David Serieys: Zakres mojej odpowiedzialności nie uległ żadnej zmianie. Nadal muszę zająć się kompletną logistyką operacji podejmowanych przez zespół. To dotyczy precyzyjnego planowania ruchów zespołu, zakwaterowania, zaopatrzenia w paliwo, transportu towarów i organizacji działań przed, podczas i po każdym z etapów rajdu. Przeniesienie imprezy z Afryki do Chile i Argentyny nie zmieniło zasadniczo mojego podejścia do zadań, jakie czekają mnie podczas tej edycji Dakaru. Nie miałem ani razu do czynienia z dwiema identycznymi imprezami i za każdym razem całe planowanie trzeba było rozpoczynać od czystej kartki papieru. Faktycznie mieliśmy już wypracowane pewne schematy na przestrzeni lat, jak choćby poznanie i zrozumienie wymogów, jakie musieliśmy spełnić w Afryce, a zorganizowanie Dakaru w Południowej Ameryce było całkowicie nowym wyzwaniem dla większości uczestników. Pamiętajmy jednak, że MMSP jest niesłychanie doświadczoną organizacją i może czerpać wiedzę na przykład ze swojego udziału w wielu edycjach Por Las Pampas Rally.

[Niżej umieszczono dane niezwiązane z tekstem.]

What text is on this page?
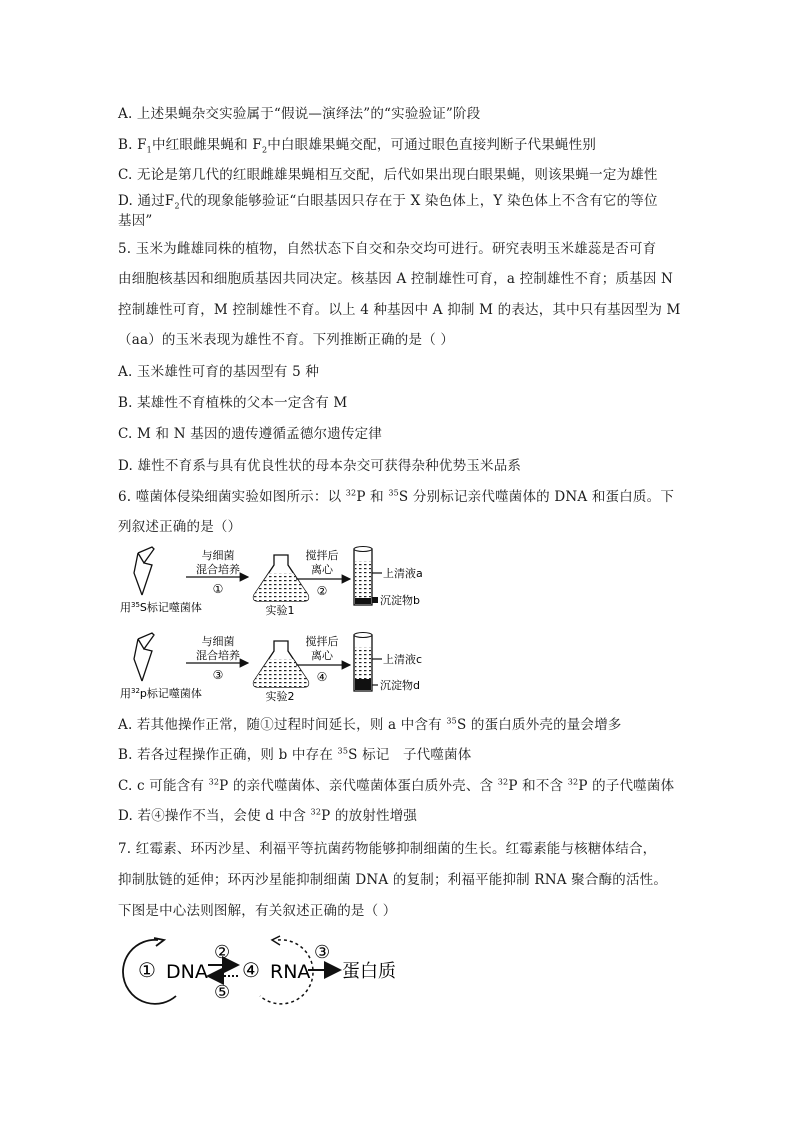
A. 上述果蝇杂交实验属于“假说—演绎法”的“实验验证”阶段
B. $F_1$中红眼雌果蝇和 $F_2$中白眼雄果蝇交配，可通过眼色直接判断子代果蝇性别
C. 无论是第几代的红眼雌雄果蝇相互交配，后代如果出现白眼果蝇，则该果蝇一定为雄性
D. 通过$F_2$代的现象能够验证“白眼基因只存在于 X 染色体上，Y 染色体上不含有它的等位
基因”
5. 玉米为雌雄同株的植物，自然状态下自交和杂交均可进行。研究表明玉米雄蕊是否可育
由细胞核基因和细胞质基因共同决定。核基因 A 控制雄性可育，a 控制雄性不育；质基因 N
控制雄性可育，M 控制雄性不育。以上 4 种基因中 A 抑制 M 的表达，其中只有基因型为 M
（aa）的玉米表现为雄性不育。下列推断正确的是（ ）
A. 玉米雄性可育的基因型有 5 种
B. 某雄性不育植株的父本一定含有 M
C. M 和 N 基因的遗传遵循孟德尔遗传定律
D. 雄性不育系与具有优良性状的母本杂交可获得杂种优势玉米品系
6. 噬菌体侵染细菌实验如图所示：以 $^{32}$P 和 $^{35}$S 分别标记亲代噬菌体的 DNA 和蛋白质。下
列叙述正确的是（）
用$^{35}$S标记噬菌体
与细菌
混合培养
①
实验1
搅拌后
离心
②
上清液a
沉淀物b
用$^{32}$p标记噬菌体
与细菌
混合培养
③
实验2
搅拌后
离心
④
上清液c
沉淀物d
A. 若其他操作正常，随①过程时间延长，则 a 中含有 $^{35}$S 的蛋白质外壳的量会增多
B. 若各过程操作正确，则 b 中存在 $^{35}$S 标记   子代噬菌体
C. c 可能含有 $^{32}$P 的亲代噬菌体、亲代噬菌体蛋白质外壳、含 $^{32}$P 和不含 $^{32}$P 的子代噬菌体
D. 若④操作不当，会使 d 中含 $^{32}$P 的放射性增强
7. 红霉素、环丙沙星、利福平等抗菌药物能够抑制细菌的生长。红霉素能与核糖体结合，
抑制肽链的延伸；环丙沙星能抑制细菌 DNA 的复制；利福平能抑制 RNA 聚合酶的活性。
下图是中心法则图解，有关叙述正确的是（ ）
① DNA
②
⑤
④ RNA
③
蛋白质
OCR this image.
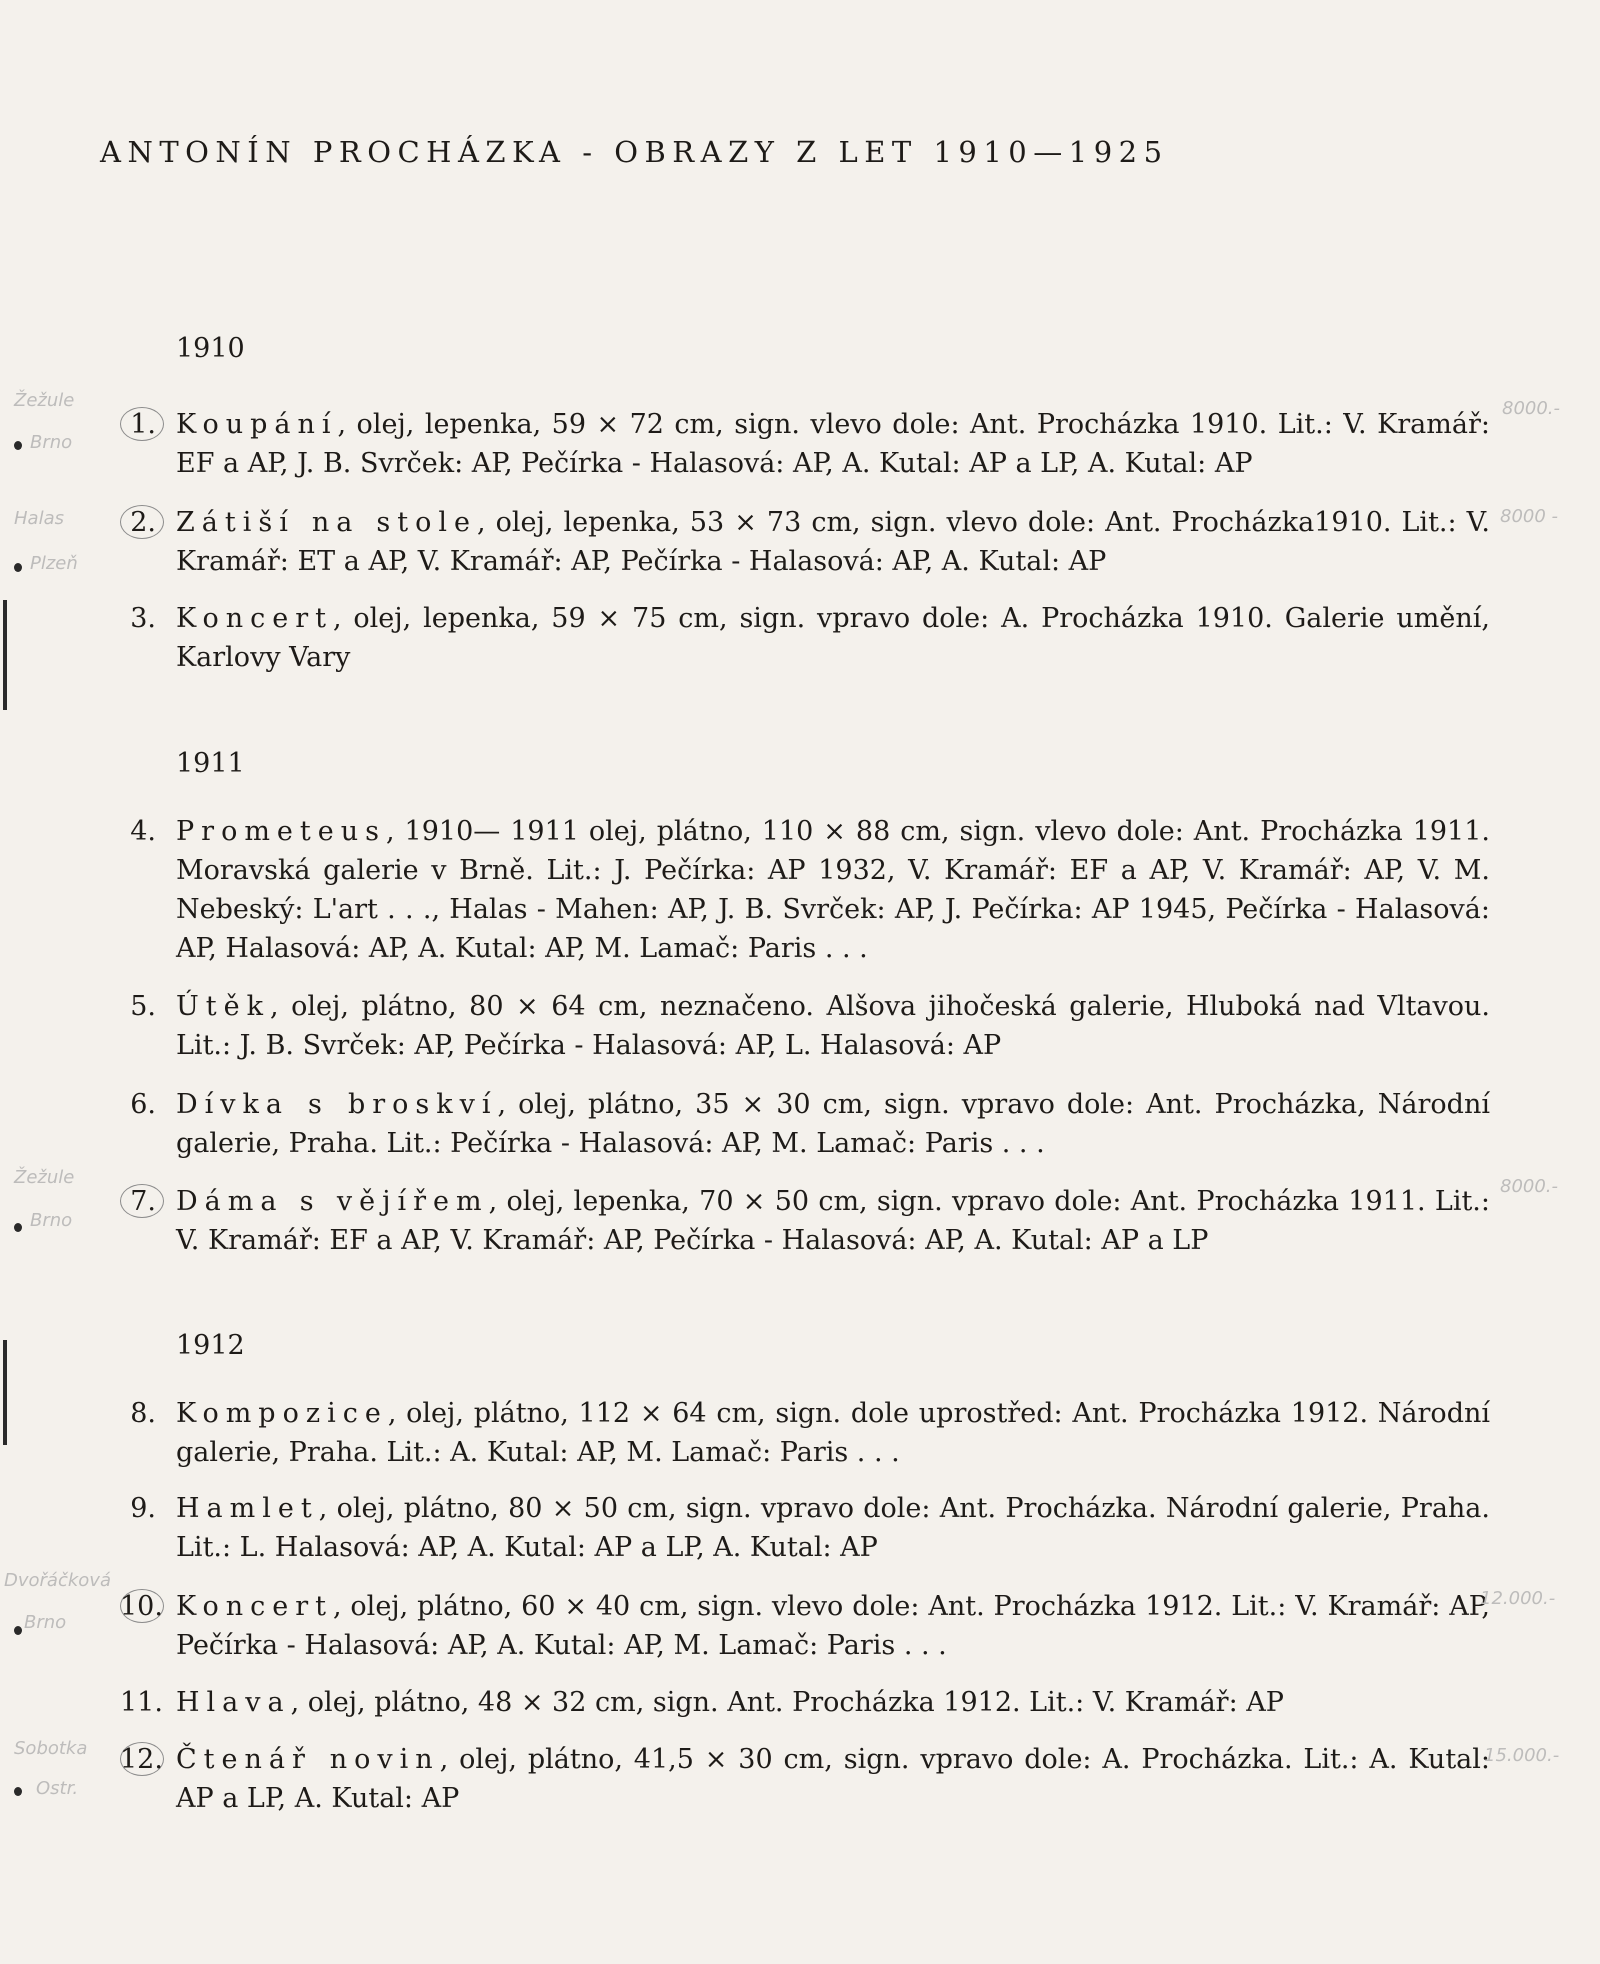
ANTONÍN PROCHÁZKA - OBRAZY Z LET 1910—1925
1910
1911
1912
1. Koupání, olej, lepenka, 59 × 72 cm, sign. vlevo dole: Ant. Procházka 1910. Lit.: V. Kramář: EF a AP, J. B. Svrček: AP, Pečírka - Halasová: AP, A. Kutal: AP a LP, A. Kutal: AP
2. Zátiší na stole, olej, lepenka, 53 × 73 cm, sign. vlevo dole: Ant. Procházka1910. Lit.: V. Kramář: ET a AP, V. Kramář: AP, Pečírka - Halasová: AP, A. Kutal: AP
3. Koncert, olej, lepenka, 59 × 75 cm, sign. vpravo dole: A. Procházka 1910. Galerie umění, Karlovy Vary
4. Prometeus, 1910— 1911 olej, plátno, 110 × 88 cm, sign. vlevo dole: Ant. Procházka 1911. Moravská galerie v Brně. Lit.: J. Pečírka: AP 1932, V. Kramář: EF a AP, V. Kramář: AP, V. M. Nebeský: L'art . . ., Halas - Mahen: AP, J. B. Svrček: AP, J. Pečírka: AP 1945, Pečírka - Halasová: AP, Halasová: AP, A. Kutal: AP, M. Lamač: Paris . . .
5. Útěk, olej, plátno, 80 × 64 cm, neznačeno. Alšova jihočeská galerie, Hluboká nad Vltavou. Lit.: J. B. Svrček: AP, Pečírka - Halasová: AP, L. Halasová: AP
6. Dívka s broskví, olej, plátno, 35 × 30 cm, sign. vpravo dole: Ant. Procházka, Národní galerie, Praha. Lit.: Pečírka - Halasová: AP, M. Lamač: Paris . . .
7. Dáma s vějířem, olej, lepenka, 70 × 50 cm, sign. vpravo dole: Ant. Procházka 1911. Lit.: V. Kramář: EF a AP, V. Kramář: AP, Pečírka - Halasová: AP, A. Kutal: AP a LP
8. Kompozice, olej, plátno, 112 × 64 cm, sign. dole uprostřed: Ant. Procházka 1912. Národní galerie, Praha. Lit.: A. Kutal: AP, M. Lamač: Paris . . .
9. Hamlet, olej, plátno, 80 × 50 cm, sign. vpravo dole: Ant. Procházka. Národní galerie, Praha. Lit.: L. Halasová: AP, A. Kutal: AP a LP, A. Kutal: AP
10. Koncert, olej, plátno, 60 × 40 cm, sign. vlevo dole: Ant. Procházka 1912. Lit.: V. Kramář: AP, Pečírka - Halasová: AP, A. Kutal: AP, M. Lamač: Paris . . .
11. Hlava, olej, plátno, 48 × 32 cm, sign. Ant. Procházka 1912. Lit.: V. Kramář: AP
12. Čtenář novin, olej, plátno, 41,5 × 30 cm, sign. vpravo dole: A. Procházka. Lit.: A. Kutal: AP a LP, A. Kutal: AP
Žežule
Brno
Halas
Plzeň
Žežule
Brno
Dvořáčková
Brno
Sobotka
Ostr.
8000.-
8000 -
8000.-
12.000.-
15.000.-
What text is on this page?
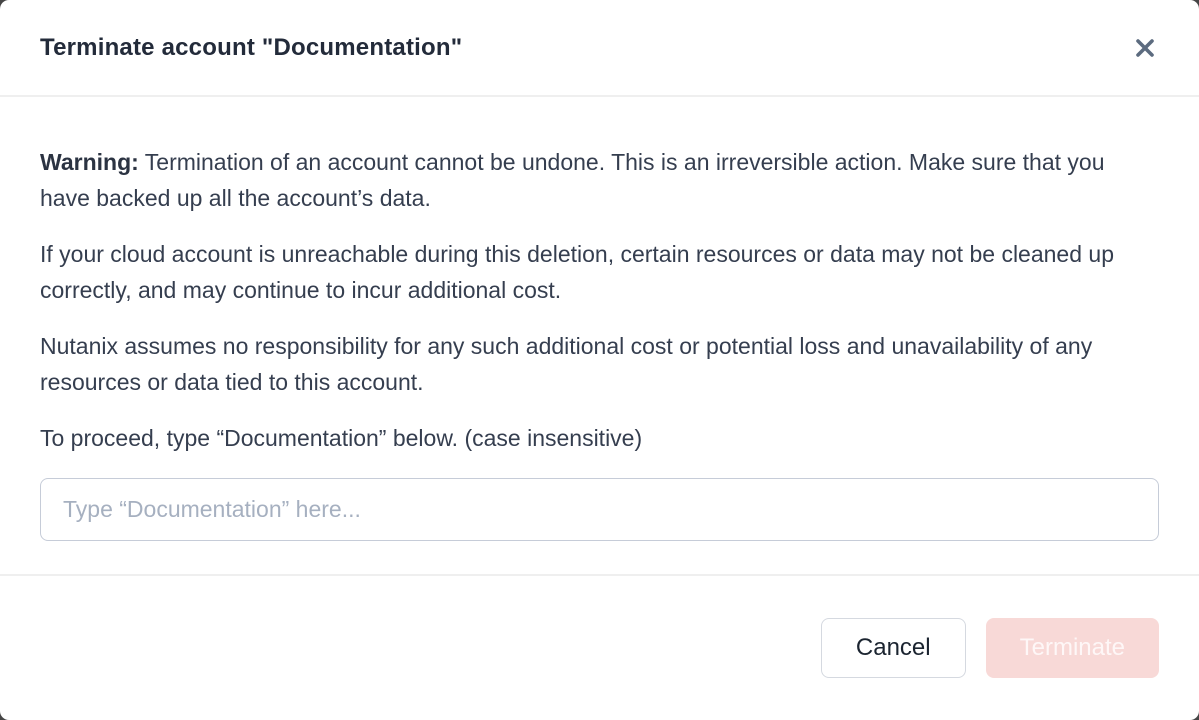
Terminate account "Documentation"

Warning: Termination of an account cannot be undone. This is an irreversible action. Make sure that you have backed up all the account’s data.

If your cloud account is unreachable during this deletion, certain resources or data may not be cleaned up correctly, and may continue to incur additional cost.

Nutanix assumes no responsibility for any such additional cost or potential loss and unavailability of any resources or data tied to this account.

To proceed, type “Documentation” below. (case insensitive)

Type “Documentation” here...
Cancel	Terminate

I. N.: Czy ta przeprowadzka uczyniła pańską pracę bardziej skomplikowaną?
D. S.: Pewne aspekty mojej pracy naturalnie stały się bardziej złożone, ale inne łatwiejsze. Przykładowo, transport całego naszego ekwipunku i pojazdów pomocniczych do Ameryki Południowej był zdecydowanie łatwiejszy, dzięki temu, że A. S. O. zagwarantowało statek, który przewiózł niemal wszystko z Le Havre do Buenos Aires. Transport lotniczy wykorzystaliśmy w dwóch przypadkach: wysłanie Racing Lancerów po "shakedownie" we Francji i dowiezienie koniecznych części i podzespołów na dzień odpoczynku w Valparaiso. Mogliśmy także korzystać z szerokiego wsparcia udzielanego nam przez lokalnych przedstawicieli Mitsubishi - takich jak argentyński importer Alfa Car, czy centrali MMC Chile. Musiałem jedynie przygotować szczegółowe zestawienie naszych potrzeb, a oni w profesjonalny sposób realizowali nasze zamówienia. Obie firmy doskonale zdają sobie sprawę z tego, co jest potrzebne, bo obie wystawiają samochody w tamtejszych rajdach cross-country, łącznie z Por Las Pampas. Mam pełne zaufanie do nich i mogłem polegać na ich współpracy.
Artykuł pochodzi z czasopisma "Logistyka" 1/2009.